A medida marca uma mudança importante na abordagem global à doença, que hoje afeta mais de 1 bilhão de pessoas no mundo.

Canetas dos medicamentos Ozempic Mounjaro e WeGovy
Diretrizes apontam uso de longo prazo dos medicamentos e reforçam combinação com mudanças de estilo de vida (Imagem: KK Stock/Shutterstock)

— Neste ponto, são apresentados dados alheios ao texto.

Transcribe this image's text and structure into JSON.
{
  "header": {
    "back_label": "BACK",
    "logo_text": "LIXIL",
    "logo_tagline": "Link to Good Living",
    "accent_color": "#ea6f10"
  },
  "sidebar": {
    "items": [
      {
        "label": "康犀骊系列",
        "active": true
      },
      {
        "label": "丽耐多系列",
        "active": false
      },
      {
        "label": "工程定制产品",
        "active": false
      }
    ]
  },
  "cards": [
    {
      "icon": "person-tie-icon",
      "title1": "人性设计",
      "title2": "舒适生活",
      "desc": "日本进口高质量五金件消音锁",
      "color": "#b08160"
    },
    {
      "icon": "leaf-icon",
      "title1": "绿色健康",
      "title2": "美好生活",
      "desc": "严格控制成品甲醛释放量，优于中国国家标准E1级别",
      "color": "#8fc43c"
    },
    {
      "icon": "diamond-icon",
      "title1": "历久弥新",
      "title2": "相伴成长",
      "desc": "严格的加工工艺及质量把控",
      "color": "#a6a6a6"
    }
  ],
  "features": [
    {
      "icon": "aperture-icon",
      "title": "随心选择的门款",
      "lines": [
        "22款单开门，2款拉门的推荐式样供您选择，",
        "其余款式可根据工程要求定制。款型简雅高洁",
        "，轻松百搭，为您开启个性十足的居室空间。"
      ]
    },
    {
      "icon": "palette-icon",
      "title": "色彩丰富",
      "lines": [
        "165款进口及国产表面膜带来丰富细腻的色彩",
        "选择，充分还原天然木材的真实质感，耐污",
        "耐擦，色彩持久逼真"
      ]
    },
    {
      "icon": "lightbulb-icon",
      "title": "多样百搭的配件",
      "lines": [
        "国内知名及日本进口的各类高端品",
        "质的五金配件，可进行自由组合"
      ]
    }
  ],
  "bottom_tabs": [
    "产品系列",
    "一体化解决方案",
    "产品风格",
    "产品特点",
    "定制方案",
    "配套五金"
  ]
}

Recomendações “condicionais” e foco em tratamento combinado

  • De convenção com a OMS, as terapias com GLP-1 podem ser utilizadas por adultos, exceto gestantes, desde que associadas a intervenções comportamentais intensivas, porquê ajustes na sustento, aumento da atividade física e séquito contínuo.
  • As duas recomendações foram classificadas porquê “condicionais”, já que ainda há dados limitados sobre a segurança e eficiência a longo prazo dos medicamentos, além de custos elevados e impacto desigual no entrada.
  • O diretor-geral da organização, Tedros Adhanom Ghebreyesus, afirmou que a obesidade é um duelo global que exige cuidados constantes.
  • “Embora a medicação sozinha não resolva essa crise, os GLP-1 podem ajudar milhões de pessoas a superar a obesidade e reduzir seus danos”, disse.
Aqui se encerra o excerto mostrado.